How to make sure, your user stories are relevant

How to make sure your user stories are relevant, we’re going to talk about why relevant user stories are so important, when you are playing BA role.

Ok, you are a Business Analyst, someone has asked you to write user stories for a planned change to your information technology application, being diligent and wanting to do it correctly you’ve also viewed our first two rules for effective user stories, so you already know rule 1; an effective user story is a simple sentence that does not contain conjunctions or limiting phrases. Rule 2; an effective user story emphasizes what the solution does not how it does it. Great! That’s how you express an effective user story but what about the content, what will make a good user story?

It’s time to discuss Rule three namely; an effective user story is relevant to the project. When you sit down to write your user stories you need to consider what the project will deliver.

In an agile environment the agile team will ask you to elaborate the story when they are ready to start coding which could be in a couple of months. In a conventional environment the business analyst will do the same but before publishing a business requirements document or BRD.

In the world of IT there are a couple of options for delineating what a project can and cannot do, what you’re looking for is something called a project charter or a project scope statement. A project charter typically describes the project in general terms such as project scope, risk, assumptions, constraints etc…

As you can see either delineates your project from the project of the organization by establishing the boundaries for your project. Whereas the charter can be somewhat big, the scope statement typically specifies business processes, functions, organizational units, roles or jobs etc that the project might affect or influence, it can also specifically exclude certain components, example what the project will not do. The user stories you write have to fit in pretty much entirely inside the boundaries that the project charter or scope statement define to be relevant to the project.

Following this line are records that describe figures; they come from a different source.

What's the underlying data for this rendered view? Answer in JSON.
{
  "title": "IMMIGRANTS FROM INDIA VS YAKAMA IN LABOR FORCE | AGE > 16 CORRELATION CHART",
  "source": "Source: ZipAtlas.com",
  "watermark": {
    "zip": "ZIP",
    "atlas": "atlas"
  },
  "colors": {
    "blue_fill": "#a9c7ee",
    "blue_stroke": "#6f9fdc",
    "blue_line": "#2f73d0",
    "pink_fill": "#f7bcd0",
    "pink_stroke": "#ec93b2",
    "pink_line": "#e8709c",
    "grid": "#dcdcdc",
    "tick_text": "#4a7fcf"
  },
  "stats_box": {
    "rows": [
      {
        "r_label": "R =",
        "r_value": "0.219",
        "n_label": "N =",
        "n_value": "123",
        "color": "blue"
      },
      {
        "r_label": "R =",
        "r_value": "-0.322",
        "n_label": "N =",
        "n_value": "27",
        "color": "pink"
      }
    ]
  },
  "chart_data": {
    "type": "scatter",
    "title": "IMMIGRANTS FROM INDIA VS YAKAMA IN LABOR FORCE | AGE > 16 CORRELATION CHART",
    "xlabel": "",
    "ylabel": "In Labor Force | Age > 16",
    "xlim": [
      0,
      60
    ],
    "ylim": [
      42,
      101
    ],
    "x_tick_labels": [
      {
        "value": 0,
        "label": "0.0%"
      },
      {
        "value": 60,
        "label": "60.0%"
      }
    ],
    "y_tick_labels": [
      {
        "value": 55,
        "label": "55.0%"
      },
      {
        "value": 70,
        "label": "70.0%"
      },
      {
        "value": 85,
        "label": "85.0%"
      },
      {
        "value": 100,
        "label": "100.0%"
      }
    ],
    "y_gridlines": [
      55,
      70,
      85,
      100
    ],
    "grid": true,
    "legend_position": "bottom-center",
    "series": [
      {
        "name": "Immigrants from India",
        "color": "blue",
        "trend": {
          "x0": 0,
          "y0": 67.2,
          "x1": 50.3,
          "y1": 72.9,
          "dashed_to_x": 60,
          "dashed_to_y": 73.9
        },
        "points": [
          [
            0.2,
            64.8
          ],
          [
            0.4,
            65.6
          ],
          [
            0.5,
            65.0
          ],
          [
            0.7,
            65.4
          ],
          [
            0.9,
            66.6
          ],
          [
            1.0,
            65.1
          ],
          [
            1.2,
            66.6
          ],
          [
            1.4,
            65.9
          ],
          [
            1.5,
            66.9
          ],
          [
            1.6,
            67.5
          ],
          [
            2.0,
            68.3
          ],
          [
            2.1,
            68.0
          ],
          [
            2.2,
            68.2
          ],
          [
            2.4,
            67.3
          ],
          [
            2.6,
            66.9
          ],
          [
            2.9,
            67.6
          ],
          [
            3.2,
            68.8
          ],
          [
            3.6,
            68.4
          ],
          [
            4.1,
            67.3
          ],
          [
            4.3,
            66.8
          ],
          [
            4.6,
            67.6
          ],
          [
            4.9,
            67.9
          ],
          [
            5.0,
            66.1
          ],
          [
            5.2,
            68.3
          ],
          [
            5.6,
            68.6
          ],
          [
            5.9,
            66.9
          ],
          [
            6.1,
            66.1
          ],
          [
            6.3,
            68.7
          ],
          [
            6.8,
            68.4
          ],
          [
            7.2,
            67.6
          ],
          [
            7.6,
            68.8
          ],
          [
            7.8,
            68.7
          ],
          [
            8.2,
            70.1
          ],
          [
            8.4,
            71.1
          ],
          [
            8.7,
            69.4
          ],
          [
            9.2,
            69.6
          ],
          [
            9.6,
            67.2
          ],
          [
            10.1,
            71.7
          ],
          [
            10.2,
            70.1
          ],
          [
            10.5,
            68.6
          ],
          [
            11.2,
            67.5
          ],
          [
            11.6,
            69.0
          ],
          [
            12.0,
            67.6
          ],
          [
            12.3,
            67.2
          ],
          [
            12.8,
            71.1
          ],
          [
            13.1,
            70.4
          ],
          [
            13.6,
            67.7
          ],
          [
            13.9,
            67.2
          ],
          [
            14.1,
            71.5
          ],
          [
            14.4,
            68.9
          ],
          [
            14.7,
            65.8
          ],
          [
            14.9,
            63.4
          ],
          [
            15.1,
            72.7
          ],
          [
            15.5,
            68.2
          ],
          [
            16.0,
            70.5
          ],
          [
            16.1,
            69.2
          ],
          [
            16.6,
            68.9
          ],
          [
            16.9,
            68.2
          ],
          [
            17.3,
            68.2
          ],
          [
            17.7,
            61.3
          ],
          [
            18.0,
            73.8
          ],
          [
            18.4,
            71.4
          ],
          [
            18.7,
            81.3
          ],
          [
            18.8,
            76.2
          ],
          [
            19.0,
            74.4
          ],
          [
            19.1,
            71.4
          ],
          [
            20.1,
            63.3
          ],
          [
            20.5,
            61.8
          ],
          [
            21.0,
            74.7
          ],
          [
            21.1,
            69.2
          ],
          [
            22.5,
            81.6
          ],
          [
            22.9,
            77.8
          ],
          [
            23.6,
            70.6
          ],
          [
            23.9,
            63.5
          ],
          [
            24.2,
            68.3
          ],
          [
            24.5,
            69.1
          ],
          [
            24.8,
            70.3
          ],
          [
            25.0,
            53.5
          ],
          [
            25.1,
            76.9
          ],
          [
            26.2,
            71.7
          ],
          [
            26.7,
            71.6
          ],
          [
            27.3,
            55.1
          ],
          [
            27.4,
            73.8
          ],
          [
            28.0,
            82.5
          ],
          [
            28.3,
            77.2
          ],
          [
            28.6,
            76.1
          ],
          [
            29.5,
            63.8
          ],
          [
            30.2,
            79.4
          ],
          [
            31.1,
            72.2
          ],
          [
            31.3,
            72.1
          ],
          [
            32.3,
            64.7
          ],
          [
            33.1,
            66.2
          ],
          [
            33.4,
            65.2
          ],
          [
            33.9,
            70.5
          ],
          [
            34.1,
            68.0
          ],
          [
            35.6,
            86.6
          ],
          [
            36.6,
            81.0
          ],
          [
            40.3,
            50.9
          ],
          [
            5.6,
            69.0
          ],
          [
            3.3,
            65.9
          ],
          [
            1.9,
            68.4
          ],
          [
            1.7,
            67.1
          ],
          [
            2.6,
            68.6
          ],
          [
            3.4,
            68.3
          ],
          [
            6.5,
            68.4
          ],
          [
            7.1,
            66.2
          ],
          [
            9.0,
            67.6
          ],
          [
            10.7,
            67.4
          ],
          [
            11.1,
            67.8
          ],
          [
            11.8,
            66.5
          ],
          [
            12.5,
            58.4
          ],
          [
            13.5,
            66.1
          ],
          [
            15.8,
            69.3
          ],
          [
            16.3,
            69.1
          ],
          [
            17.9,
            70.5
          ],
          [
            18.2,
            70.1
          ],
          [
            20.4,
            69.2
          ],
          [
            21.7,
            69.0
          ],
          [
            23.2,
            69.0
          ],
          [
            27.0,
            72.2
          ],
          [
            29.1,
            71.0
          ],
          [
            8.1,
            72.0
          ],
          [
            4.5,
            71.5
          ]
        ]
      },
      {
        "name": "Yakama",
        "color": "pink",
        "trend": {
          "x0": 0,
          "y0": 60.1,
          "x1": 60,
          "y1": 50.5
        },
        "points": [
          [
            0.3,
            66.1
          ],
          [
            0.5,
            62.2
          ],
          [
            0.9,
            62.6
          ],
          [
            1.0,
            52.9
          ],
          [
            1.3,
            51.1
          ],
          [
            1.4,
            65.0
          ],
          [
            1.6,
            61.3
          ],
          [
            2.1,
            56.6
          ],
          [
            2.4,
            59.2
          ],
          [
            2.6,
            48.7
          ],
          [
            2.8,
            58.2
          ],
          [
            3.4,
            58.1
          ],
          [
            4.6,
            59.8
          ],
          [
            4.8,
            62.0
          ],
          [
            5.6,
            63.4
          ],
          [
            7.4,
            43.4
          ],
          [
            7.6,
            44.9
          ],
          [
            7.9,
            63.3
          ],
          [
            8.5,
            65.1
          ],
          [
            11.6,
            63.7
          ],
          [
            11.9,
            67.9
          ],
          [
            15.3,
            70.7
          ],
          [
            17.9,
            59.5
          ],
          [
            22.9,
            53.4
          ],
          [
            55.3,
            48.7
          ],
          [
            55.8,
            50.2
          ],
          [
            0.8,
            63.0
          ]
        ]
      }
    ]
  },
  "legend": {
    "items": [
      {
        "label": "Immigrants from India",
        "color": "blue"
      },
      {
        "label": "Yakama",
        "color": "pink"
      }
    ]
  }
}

To summarize, the third rule of effective user stories, an effective user story targets components that are relevant to the project and that it falls within the project charter or scope statement, defines something about the solution that the business community needs or wants and has a short tail, does not create a cascading effective changes that exceed the project’s authority. Keeping your user story relevant will save you and the project time and money and make you much more popular with the IT department and who knows where that could lead.